Una médica generalista de Co Wicklow ha confirmado que cumplirá con una orden del Tribunal Supremo que la suspende de ejercer la medicina hasta que concluya una revisión de aptitud para ejercer por parte del Consejo Médico Irlandés. La doctora, la doctora Regine Grah, opera su práctica privada en Silver Oak Family Practice en Ballywaltrim Heights, Bray. Fue suspendida después de que el Consejo Médico presentara una solicitud urgente ante el Tribunal Supremo el mes pasado, citando preocupaciones sobre su continua actividad médica y prácticas de prescripción. La decisión del Tribunal Supremo se produjo después de un fallo el 17 de julio por el juez David Barniville, quien levantó una regla in camera que impedía la identificación del Dr. Grah.
Esta medida se hizo para garantizar la seguridad pública y de los pacientes, basándose en pruebas que sugieren que había estado emitiendo recetas sin seguro de indemnización profesional. La evidencia, aunque aún no ha sido completamente divulgada, indicó que la doctora Grah había estado recetando grandes cantidades de sustancias controladas, incluidas las benzodiazepinas y los sedantes comúnmente conocidos como medicamentos Z. Las farmacias de Wicklow y el sur de Dublín han expresado su preocupación por sus hábitos de prescripción, que se remontan a marzo de este año. Ejemplos específicos incluyen recetas de hasta 56 tabletas de Xanax y Diazepam, a menudo, en dosis repetidas, entre diciembre de 2025 y principios de este año.
Estos casos han despertado la alarma entre los profesionales de la salud y los organismos reguladores con respecto a los posibles riesgos para la seguridad del paciente. La Dra. Grah se representa a sí misma en el procedimiento. Durante una reciente comparecencia ante el tribunal, declaró que se enteró de la orden de suspensión el 7 de agosto, cuando fue contactada por el Irish Mirror para hacer comentarios. En ese momento, afirmó que había cerrado su clínica. Sin embargo, admitió haber recibido varios correos electrónicos antes de esta fecha, en los que sostenía que sus acciones eran legales y que todas sus recetas estaban dentro de los límites legales.

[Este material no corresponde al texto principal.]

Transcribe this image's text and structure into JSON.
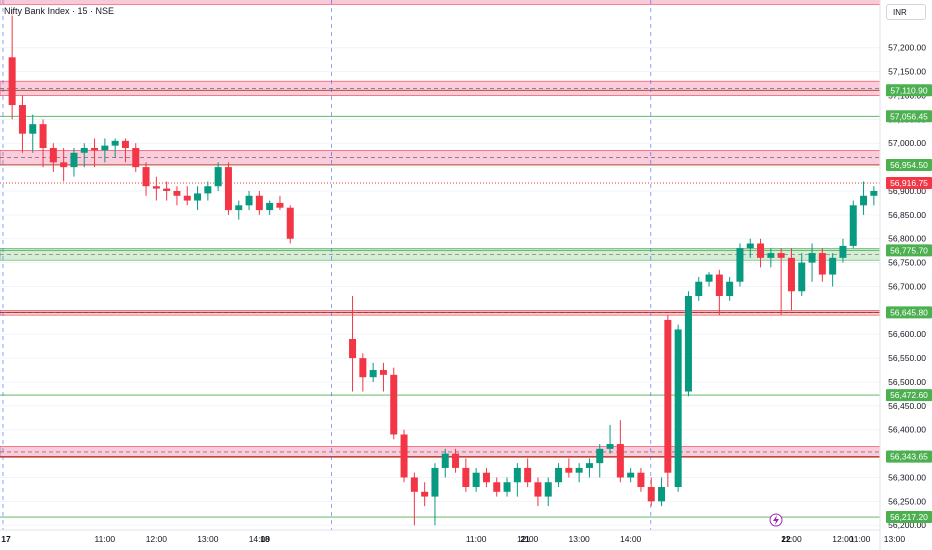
{
  "header": {
    "title": "Nifty Bank Index · 15 · NSE",
    "currency": "INR"
  },
  "colors": {
    "up": "#089981",
    "down": "#f23645",
    "support_line": "#4caf50",
    "resistance_line": "#b71c1c",
    "support_zone": "#c8e6c9",
    "resistance_zone": "#f8bbd0",
    "zone_line_dark": "#a1421c",
    "day_separator": "#2962ff",
    "last_price": "#f23645",
    "grid": "#f0f3fa"
  },
  "chart_data": {
    "type": "candlestick",
    "title": "Nifty Bank Index · 15 · NSE",
    "ylim": [
      56190,
      57300
    ],
    "y_ticks": [
      57200,
      57150,
      57100,
      57050,
      57000,
      56950,
      56900,
      56850,
      56800,
      56750,
      56700,
      56650,
      56600,
      56550,
      56500,
      56450,
      56400,
      56350,
      56300,
      56250,
      56200
    ],
    "y_tick_labels": [
      "57,200.00",
      "57,150.00",
      "57,100.00",
      "57,050.00",
      "57,000.00",
      "56,950.00",
      "56,900.00",
      "56,850.00",
      "56,800.00",
      "56,750.00",
      "56,700.00",
      "56,650.00",
      "56,600.00",
      "56,550.00",
      "56,500.00",
      "56,450.00",
      "56,400.00",
      "56,350.00",
      "56,300.00",
      "56,250.00",
      "56,200.00"
    ],
    "x_labels": [
      {
        "bar": 0,
        "text": "17",
        "bold": true
      },
      {
        "bar": 9,
        "text": "11:00"
      },
      {
        "bar": 14,
        "text": "12:00"
      },
      {
        "bar": 19,
        "text": "13:00"
      },
      {
        "bar": 24,
        "text": "14:00"
      },
      {
        "bar": 31.5,
        "text": "18",
        "bold": true
      },
      {
        "bar": 40,
        "text": "11:00"
      },
      {
        "bar": 45,
        "text": "12:00"
      },
      {
        "bar": 50,
        "text": "13:00"
      },
      {
        "bar": 55,
        "text": "14:00"
      },
      {
        "bar": 62.5,
        "text": "21",
        "bold": true
      },
      {
        "bar": 71,
        "text": "11:00"
      },
      {
        "bar": 76,
        "text": "12:00"
      },
      {
        "bar": 81,
        "text": "13:00"
      },
      {
        "bar": 86,
        "text": "14:00"
      },
      {
        "bar": 93.5,
        "text": "22",
        "bold": true
      },
      {
        "bar": 101,
        "text": "11:00"
      }
    ],
    "day_separators": [
      0,
      31.5,
      62.5
    ],
    "candles": [
      [
        57180,
        57280,
        57050,
        57080
      ],
      [
        57080,
        57100,
        56980,
        57020
      ],
      [
        57020,
        57060,
        56980,
        57040
      ],
      [
        57040,
        57050,
        56950,
        56990
      ],
      [
        56990,
        57000,
        56940,
        56960
      ],
      [
        56960,
        56990,
        56920,
        56950
      ],
      [
        56950,
        56990,
        56930,
        56980
      ],
      [
        56980,
        57000,
        56950,
        56990
      ],
      [
        56990,
        57010,
        56950,
        56985
      ],
      [
        56985,
        57010,
        56960,
        56995
      ],
      [
        56995,
        57010,
        56970,
        57005
      ],
      [
        57005,
        57010,
        56960,
        56990
      ],
      [
        56990,
        57000,
        56940,
        56950
      ],
      [
        56950,
        56960,
        56890,
        56910
      ],
      [
        56910,
        56930,
        56880,
        56905
      ],
      [
        56905,
        56920,
        56880,
        56900
      ],
      [
        56900,
        56910,
        56870,
        56890
      ],
      [
        56890,
        56910,
        56870,
        56880
      ],
      [
        56880,
        56910,
        56860,
        56895
      ],
      [
        56895,
        56920,
        56880,
        56910
      ],
      [
        56910,
        56960,
        56900,
        56950
      ],
      [
        56950,
        56960,
        56850,
        56860
      ],
      [
        56860,
        56880,
        56840,
        56870
      ],
      [
        56870,
        56900,
        56860,
        56890
      ],
      [
        56890,
        56900,
        56850,
        56860
      ],
      [
        56860,
        56880,
        56850,
        56875
      ],
      [
        56875,
        56890,
        56860,
        56865
      ],
      [
        56865,
        56870,
        56790,
        56800
      ],
      [
        56590,
        56680,
        56480,
        56550
      ],
      [
        56550,
        56560,
        56480,
        56510
      ],
      [
        56510,
        56540,
        56500,
        56525
      ],
      [
        56525,
        56540,
        56480,
        56515
      ],
      [
        56515,
        56530,
        56380,
        56390
      ],
      [
        56390,
        56400,
        56290,
        56300
      ],
      [
        56300,
        56310,
        56200,
        56270
      ],
      [
        56270,
        56290,
        56240,
        56260
      ],
      [
        56260,
        56330,
        56200,
        56320
      ],
      [
        56320,
        56360,
        56300,
        56350
      ],
      [
        56350,
        56360,
        56310,
        56320
      ],
      [
        56320,
        56340,
        56270,
        56280
      ],
      [
        56280,
        56320,
        56270,
        56310
      ],
      [
        56310,
        56320,
        56280,
        56290
      ],
      [
        56290,
        56300,
        56260,
        56270
      ],
      [
        56270,
        56300,
        56260,
        56290
      ],
      [
        56290,
        56330,
        56260,
        56320
      ],
      [
        56320,
        56340,
        56280,
        56290
      ],
      [
        56290,
        56300,
        56240,
        56260
      ],
      [
        56260,
        56300,
        56240,
        56290
      ],
      [
        56290,
        56330,
        56280,
        56320
      ],
      [
        56320,
        56340,
        56300,
        56310
      ],
      [
        56310,
        56330,
        56290,
        56320
      ],
      [
        56320,
        56340,
        56300,
        56330
      ],
      [
        56330,
        56370,
        56300,
        56360
      ],
      [
        56360,
        56410,
        56350,
        56370
      ],
      [
        56370,
        56420,
        56290,
        56300
      ],
      [
        56300,
        56320,
        56290,
        56310
      ],
      [
        56310,
        56320,
        56270,
        56280
      ],
      [
        56280,
        56300,
        56240,
        56250
      ],
      [
        56250,
        56300,
        56240,
        56280
      ],
      [
        56630,
        56640,
        56280,
        56310
      ],
      [
        56280,
        56620,
        56270,
        56610
      ],
      [
        56480,
        56690,
        56470,
        56680
      ],
      [
        56680,
        56720,
        56670,
        56710
      ],
      [
        56710,
        56730,
        56700,
        56725
      ],
      [
        56725,
        56735,
        56640,
        56680
      ],
      [
        56680,
        56720,
        56670,
        56710
      ],
      [
        56710,
        56790,
        56700,
        56780
      ],
      [
        56780,
        56800,
        56760,
        56790
      ],
      [
        56790,
        56800,
        56740,
        56760
      ],
      [
        56760,
        56780,
        56740,
        56770
      ],
      [
        56770,
        56780,
        56640,
        56760
      ],
      [
        56760,
        56780,
        56650,
        56690
      ],
      [
        56690,
        56770,
        56680,
        56750
      ],
      [
        56750,
        56790,
        56710,
        56770
      ],
      [
        56770,
        56780,
        56710,
        56725
      ],
      [
        56725,
        56770,
        56700,
        56760
      ],
      [
        56760,
        56800,
        56750,
        56785
      ],
      [
        56785,
        56880,
        56780,
        56870
      ],
      [
        56870,
        56920,
        56850,
        56890
      ],
      [
        56890,
        56910,
        56870,
        56900
      ],
      [
        56900,
        56910,
        56860,
        56880
      ],
      [
        56880,
        56890,
        56770,
        56780
      ],
      [
        56780,
        56810,
        56760,
        56790
      ],
      [
        56790,
        56820,
        56760,
        56800
      ],
      [
        56800,
        56830,
        56780,
        56820
      ],
      [
        56820,
        56870,
        56810,
        56860
      ],
      [
        56860,
        56950,
        56850,
        56930
      ],
      [
        56930,
        56970,
        56900,
        56960
      ],
      [
        56960,
        56980,
        56890,
        56910
      ]
    ],
    "levels": [
      {
        "price": 57110.9,
        "label": "57,110.90",
        "kind": "resistance",
        "zone": [
          57100,
          57130
        ]
      },
      {
        "price": 57056.45,
        "label": "57,056.45",
        "kind": "support"
      },
      {
        "price": 56954.5,
        "label": "56,954.50",
        "kind": "resistance",
        "zone": [
          56955,
          56985
        ]
      },
      {
        "price": 56916.75,
        "label": "56,916.75",
        "kind": "last"
      },
      {
        "price": 56775.7,
        "label": "56,775.70",
        "kind": "support",
        "zone": [
          56755,
          56780
        ]
      },
      {
        "price": 56645.8,
        "label": "56,645.80",
        "kind": "resistance",
        "zone": [
          56640,
          56650
        ]
      },
      {
        "price": 56472.6,
        "label": "56,472.60",
        "kind": "support"
      },
      {
        "price": 56343.65,
        "label": "56,343.65",
        "kind": "resistance",
        "zone": [
          56342,
          56365
        ]
      },
      {
        "price": 56217.2,
        "label": "56,217.20",
        "kind": "support"
      }
    ],
    "top_zone": [
      57290,
      57320
    ]
  }
}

A pesar de su afirmación, Eoghan O'Sullivan, un abogado que representa al Consejo Médico, señaló que había preocupaciones continuas sobre las recetas emitidas por el Dr. Grah incluso después de que se emitió la orden de suspensión. El Consejo Médico había emitido previamente una advertencia pública el 7 de agosto instando al público a no visitar su clínica o aceptar recetas de ella. Además, la Sociedad Farmacéutica de Irlanda ha aconsejado a sus miembros que no dispensen ninguna de sus recetas. Durante la audiencia, el Dr. Grah reconoció la necesidad de cumplir con la directiva del tribunal y afirmó su intención de cumplir con la orden.
Describió sus esfuerzos para cerrar la clínica, aunque algunos pacientes continuaron intentando contactar. Explicó que aunque había dejado de recibir llamadas, persistieron en comunicarse. El juez le informó a la Dra. Grah que podía apelar la decisión si creía que había motivos válidos para hacerlo. Expresó interés en seguir dicha opción y mencionó que buscaría asesoría legal. El caso se aplazó a la espera de nuevos desarrollos, permitiendo a ambas partes presentar información adicional o solicitudes si era necesario.
Su carrera en el campo comenzó poco después, marcando casi ocho años de servicio profesional antes de la actual suspensión.